UMKM, Kamu Bisa Dapat Bantuan Dari BUMN, Lho

Rabu, 16 Mei 2018

Masalah klasik yang umum dihadapi oleh UMKM (Usaha Mikro, Kecil dan Menengah) adalah masalah pendanaan. Sebenarnya banyak sumber dana yang bisa kamu dapatkan, akan tetapi akses informasi mengenai hal tersebut jarang diketahui, apalagi kalau kamu tidak bersentuhan dengan internet. 

Salah satu sumber dana yang bisa didapatkan olehmu adalah melalui BUMN (Badan Usaha Milik Negara) lewat mekanisme PK dari PKBL (Program Kemitraan dan Bina Lingkungan). Apa sih sebenarnya PKBL itu? Program Kemitraan adalah program untuk meningkatkan kemampuan usaha kecil agar menjadi tangguh dan mandiri, sedangkan Bina Lingkungan adalah program pemberdayaan kondisi sosial masyarakat oleh BUMN. Kita hanya akan membahas tentang Program Kemitraan saja kali ini.

Program Kemitraan umumnya berupa pinjaman dana bergulir dengan batas tertentu dan yang relatif rendah. Pinjaman ini harus kamu gunakan untuk membiayai modal kerja dan/ atau pembelian aset tetap dalam rangka meningkatkan produksi dan penjualan. Mitra binaan, sebutan bagimu apabila sudah mendapatkan dana ini, juga bisa mendapatkan pinjaman tambahan untuk membiayai kebutuhan yang bersifat jangka pendek dalam rangka memenuhi pesanan dari rekanan usahamu.

Jumlah pinjaman yang bisa kamu dapat maksimum sebesar Rp 200.000.000,00 (dua ratus juta rupiah) dan bunganya, mereka menyebutnya dengan jasa administrasi, ditetapkan satu kali pada saat pemberian pinjaman yaitu hanya sebesar 3% (tiga persen) per tahun dari saldo pinjaman awal tahun. Wah, bunganya jauh lebih sedikit dibandingkan KUR (Kredit Usaha Rakyat), lho, dan semua sektor usaha bisa dibiayai dari PK ini, antara lain perdagangan, industri rumahan, pertanian, perkebunan, peternakan, perikanan, jasa dan usaha lainnya.

Baca Juga: 
Tiga Sumber Dana untuk Bisnis Rintisanmu

Kriteria Usaha Yang Bisa Ikut Program Kemitraan

Nah, tidak semua UMKM bisa ikut program ini.
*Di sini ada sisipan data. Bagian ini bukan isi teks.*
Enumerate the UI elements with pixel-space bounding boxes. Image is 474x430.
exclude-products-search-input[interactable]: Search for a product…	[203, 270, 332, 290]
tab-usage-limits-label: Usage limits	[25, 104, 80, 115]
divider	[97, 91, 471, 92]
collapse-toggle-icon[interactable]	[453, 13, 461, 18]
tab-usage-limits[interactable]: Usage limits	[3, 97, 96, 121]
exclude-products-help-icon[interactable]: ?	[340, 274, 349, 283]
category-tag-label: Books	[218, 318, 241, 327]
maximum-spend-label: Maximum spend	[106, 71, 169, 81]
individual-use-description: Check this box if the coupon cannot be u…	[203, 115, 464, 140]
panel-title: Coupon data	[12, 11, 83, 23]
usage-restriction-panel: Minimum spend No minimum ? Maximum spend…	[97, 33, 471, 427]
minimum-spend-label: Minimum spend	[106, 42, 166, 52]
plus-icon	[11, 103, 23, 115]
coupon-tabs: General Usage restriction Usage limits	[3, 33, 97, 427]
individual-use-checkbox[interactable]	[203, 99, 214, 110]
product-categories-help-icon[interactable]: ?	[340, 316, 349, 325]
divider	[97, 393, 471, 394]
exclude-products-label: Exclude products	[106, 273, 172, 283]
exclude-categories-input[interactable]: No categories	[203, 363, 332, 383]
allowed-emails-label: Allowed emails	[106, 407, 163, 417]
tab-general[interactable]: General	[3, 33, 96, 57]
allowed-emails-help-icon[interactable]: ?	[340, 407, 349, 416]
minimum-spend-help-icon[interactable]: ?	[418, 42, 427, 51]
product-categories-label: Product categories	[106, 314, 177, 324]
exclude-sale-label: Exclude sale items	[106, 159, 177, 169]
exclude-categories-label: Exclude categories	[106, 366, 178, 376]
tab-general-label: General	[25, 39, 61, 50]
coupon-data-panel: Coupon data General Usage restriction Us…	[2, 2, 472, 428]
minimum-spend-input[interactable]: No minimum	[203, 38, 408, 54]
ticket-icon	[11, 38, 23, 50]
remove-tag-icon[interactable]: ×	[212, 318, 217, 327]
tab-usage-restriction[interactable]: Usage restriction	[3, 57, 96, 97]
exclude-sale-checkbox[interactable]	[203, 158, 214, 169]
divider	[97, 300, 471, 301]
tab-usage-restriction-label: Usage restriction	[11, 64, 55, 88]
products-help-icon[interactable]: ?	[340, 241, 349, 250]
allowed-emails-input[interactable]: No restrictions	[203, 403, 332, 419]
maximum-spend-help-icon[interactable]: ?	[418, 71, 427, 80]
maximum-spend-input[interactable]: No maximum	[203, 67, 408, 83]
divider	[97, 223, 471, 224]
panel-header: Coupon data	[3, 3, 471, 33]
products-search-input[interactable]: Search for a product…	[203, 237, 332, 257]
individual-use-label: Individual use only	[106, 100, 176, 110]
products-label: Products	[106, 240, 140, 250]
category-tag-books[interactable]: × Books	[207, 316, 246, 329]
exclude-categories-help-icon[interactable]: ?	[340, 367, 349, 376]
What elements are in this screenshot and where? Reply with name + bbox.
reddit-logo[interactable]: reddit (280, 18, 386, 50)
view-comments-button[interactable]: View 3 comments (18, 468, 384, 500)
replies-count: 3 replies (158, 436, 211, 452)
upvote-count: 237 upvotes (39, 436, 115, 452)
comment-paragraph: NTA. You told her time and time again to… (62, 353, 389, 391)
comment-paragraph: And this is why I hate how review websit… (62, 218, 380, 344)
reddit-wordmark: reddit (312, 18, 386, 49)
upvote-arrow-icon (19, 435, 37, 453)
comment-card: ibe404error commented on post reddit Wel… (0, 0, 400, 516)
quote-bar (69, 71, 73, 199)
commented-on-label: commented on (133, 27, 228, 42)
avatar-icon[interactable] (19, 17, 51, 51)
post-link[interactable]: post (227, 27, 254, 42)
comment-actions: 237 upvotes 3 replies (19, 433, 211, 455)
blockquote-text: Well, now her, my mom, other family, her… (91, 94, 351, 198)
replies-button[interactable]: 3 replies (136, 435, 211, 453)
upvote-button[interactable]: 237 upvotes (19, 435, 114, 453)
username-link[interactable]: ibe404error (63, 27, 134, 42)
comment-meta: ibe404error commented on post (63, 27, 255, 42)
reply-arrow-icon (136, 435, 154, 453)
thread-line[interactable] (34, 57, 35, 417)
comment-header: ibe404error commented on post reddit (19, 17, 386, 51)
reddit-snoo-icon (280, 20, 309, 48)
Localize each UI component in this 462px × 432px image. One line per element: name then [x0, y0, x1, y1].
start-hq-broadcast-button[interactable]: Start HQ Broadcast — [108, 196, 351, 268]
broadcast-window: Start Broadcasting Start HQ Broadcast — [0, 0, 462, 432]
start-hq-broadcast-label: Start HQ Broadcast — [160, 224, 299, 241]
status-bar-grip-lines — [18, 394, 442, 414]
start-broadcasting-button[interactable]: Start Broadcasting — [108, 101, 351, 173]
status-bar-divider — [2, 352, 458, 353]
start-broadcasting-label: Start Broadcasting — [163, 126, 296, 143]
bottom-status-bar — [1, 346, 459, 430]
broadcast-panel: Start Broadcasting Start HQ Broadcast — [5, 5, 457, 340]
Ada kriteria usaha yang harus kamu penuhi untuk bisa mendapatkannya. Kriterianya sebagai berikut:

  • Milik warga negara Indonesia.
  • Berbentuk usaha orang perseorangan, badan usaha yang tidak berbadan hukum, atau badan usaha yang berbadan hukum, termasuk usaha mikro dan koperasi.
  • Berdiri sendiri, bukan merupakan anak perusahaan atau cabang perusahaan yang dimiliki, dikuasai, atau berafiliasi baik langsung maupun tidak langsung dengan usaha menengah atau usaha besar.
  • Memiliki kekayaan bersih paling banyak Rp 500.000.000,00 (Lima ratus juta rupiah) tidak termasuk tanah dan bangunan tempat usaha.
  • Memiliki hasil penjualan tahunan paling banyak Rp 2.500.000.000,00 (Dua miliar lima ratus juta rupiah).
  • Mempunyai potensi dan prospek usaha untuk dikembangkan.
  • Telah melakukan kegiatan usaha minimal 1 (satu) tahun. 
  • Belum memenuhi persyaratan perbankan (non bankable).


Mekanisme Penyaluran
Untuk mendapatkan pinjaman ini, kamu harus membuat proposal kepada BUMN Pembina yanag kamu tuju. Kemudian BUMN tersebut akan mengevaluasi proposalmu, apakah sudah sesuai kriteria yang mereka inginkan. Apabila tidak sesuai, maka akan akan dikabarkan melalui Surat Penolakan. Apabila diterima, maka proses dilanjutkan sesuai SOP (Standar Operasional Prosedur) yang berlaku di BUMN tersebut hingga kamu menandatangani kontrak peminjaman, penyaluran dana dan pengembalian pinjaman. Tidak ribet, kan?

Jadi, kapan kamu akan mulai menghubungi BUMN?